PfSense 1.2.3 - High load from thread taskq after synflood

cwadge

I'm staging a pair of pfSense 1.2.3 boxes in a lab, in a master/backup situation, with CARP+pfsync. These are running on some old dual 3.2GHz Xeons with 4GB DDR2 and 4 PCI-X Intel gig-E NICs ('em' driver). As part of my tests, I synflood them for a while with an equivalently spec'd Linux box running hping3, which achieves around 200k packets/second. The load on the active pfSense box climbs to 100% across both CPUs during this time, though legitimate traffic continues to flow and the UI/shell is still responsive. After the flood is turned off however, "thread taskq" completely saturates one CPU, intermittently flapping between the two CPUs:

PID USERNAME THR PRI NICE SIZE RES STATE C TIME WCPU COMMAND
22 root 1 8 - 0K 8K CPU1 0 83:27 100.00% thread taskq
11 root 1 171 ki31 0K 8K RUN 1 51:58 70.26% idle: cpu1
12 root 1 171 ki31 0K 8K RUN 0 28:27 34.96% idle: cpu0
29 root 1 -68 - 0K 8K - 0 16:57 0.00% em2 taskq
27 root 1 -68 - 0K 8K - 0 5:06 0.00% em0 taskq
28 root 1 -68 - 0K 8K - 0 1:55 0.00% em1 taskq
…

This taskq CPU thrashing will continue indefinitely unless the system is rebooted, after which it behaves normally. This situation is 100% reproducible in my environment. My hunch is a FreeBSD bug, but I thought it was worth bringing up.

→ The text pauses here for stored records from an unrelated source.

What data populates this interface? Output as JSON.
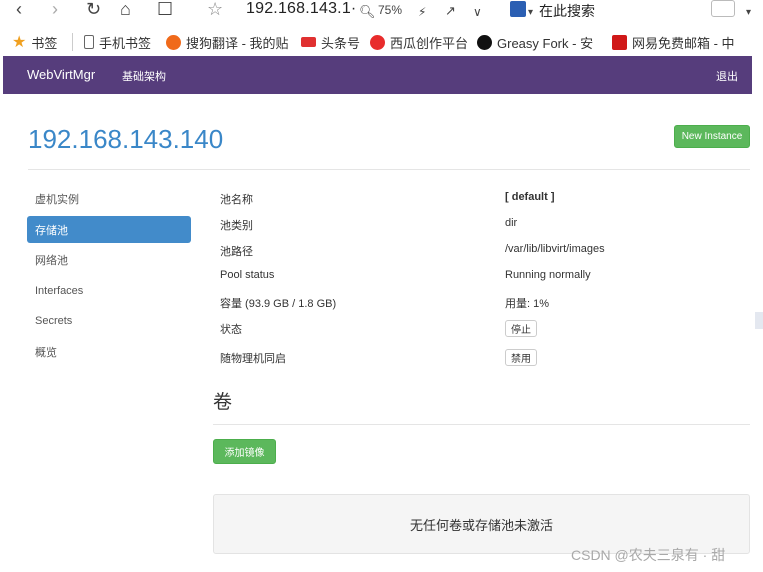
{
  "browser": {
    "address": "192.168.143.1·",
    "zoom": "75%",
    "search_placeholder": "在此搜索",
    "icons": {
      "back": "back-arrow-icon",
      "forward": "forward-arrow-icon",
      "reload": "reload-icon",
      "home": "home-icon",
      "reading": "reader-icon",
      "star": "star-icon"
    }
  },
  "bookmarks": [
    {
      "label": "书签",
      "icon": "star-icon",
      "color": "#f0a020"
    },
    {
      "label": "手机书签",
      "icon": "phone-icon",
      "color": "#666666"
    },
    {
      "label": "搜狗翻译 - 我的贴",
      "icon": "sogou-icon",
      "color": "#f06a1a"
    },
    {
      "label": "头条号",
      "icon": "toutiao-icon",
      "color": "#e03030"
    },
    {
      "label": "西瓜创作平台",
      "icon": "xigua-icon",
      "color": "#e82c2c"
    },
    {
      "label": "Greasy Fork - 安",
      "icon": "greasyfork-icon",
      "color": "#111111"
    },
    {
      "label": "网易免费邮箱 - 中",
      "icon": "netease-icon",
      "color": "#d01818"
    }
  ],
  "navbar": {
    "brand": "WebVirtMgr",
    "infrastructure": "基础架构",
    "logout": "退出",
    "color": "#563d7c"
  },
  "page": {
    "title": "192.168.143.140",
    "new_instance": "New Instance"
  },
  "sidebar": {
    "items": [
      {
        "label": "虚机实例",
        "active": false
      },
      {
        "label": "存储池",
        "active": true
      },
      {
        "label": "网络池",
        "active": false
      },
      {
        "label": "Interfaces",
        "active": false
      },
      {
        "label": "Secrets",
        "active": false
      },
      {
        "label": "概览",
        "active": false
      }
    ]
  },
  "pool": {
    "rows": [
      {
        "label": "池名称",
        "value": "[ default ]"
      },
      {
        "label": "池类别",
        "value": "dir"
      },
      {
        "label": "池路径",
        "value": "/var/lib/libvirt/images"
      },
      {
        "label": "Pool status",
        "value": "Running normally"
      },
      {
        "label": "容量 (93.9 GB / 1.8 GB)",
        "value": "用量: 1%"
      }
    ],
    "state_label": "状态",
    "state_button": "停止",
    "autostart_label": "随物理机同启",
    "autostart_button": "禁用"
  },
  "volumes": {
    "heading": "卷",
    "add_button": "添加镜像",
    "empty_text": "无任何卷或存储池未激活"
  },
  "watermark": "CSDN @农夫三泉有 · 甜"
}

Incidentally, for anyone running into this in production, is there a way to restart thread taskq without pissing off either FreeBSD or the pfSense stack?

cmb

I'm sure that's likely some kind of problem in the em driver. Try that again on 2.0 and if it's the same there, report that problem on both FreeBSD 7.2 and RELENG_8 to net@freebsd.org. You'll have to reboot to fix it.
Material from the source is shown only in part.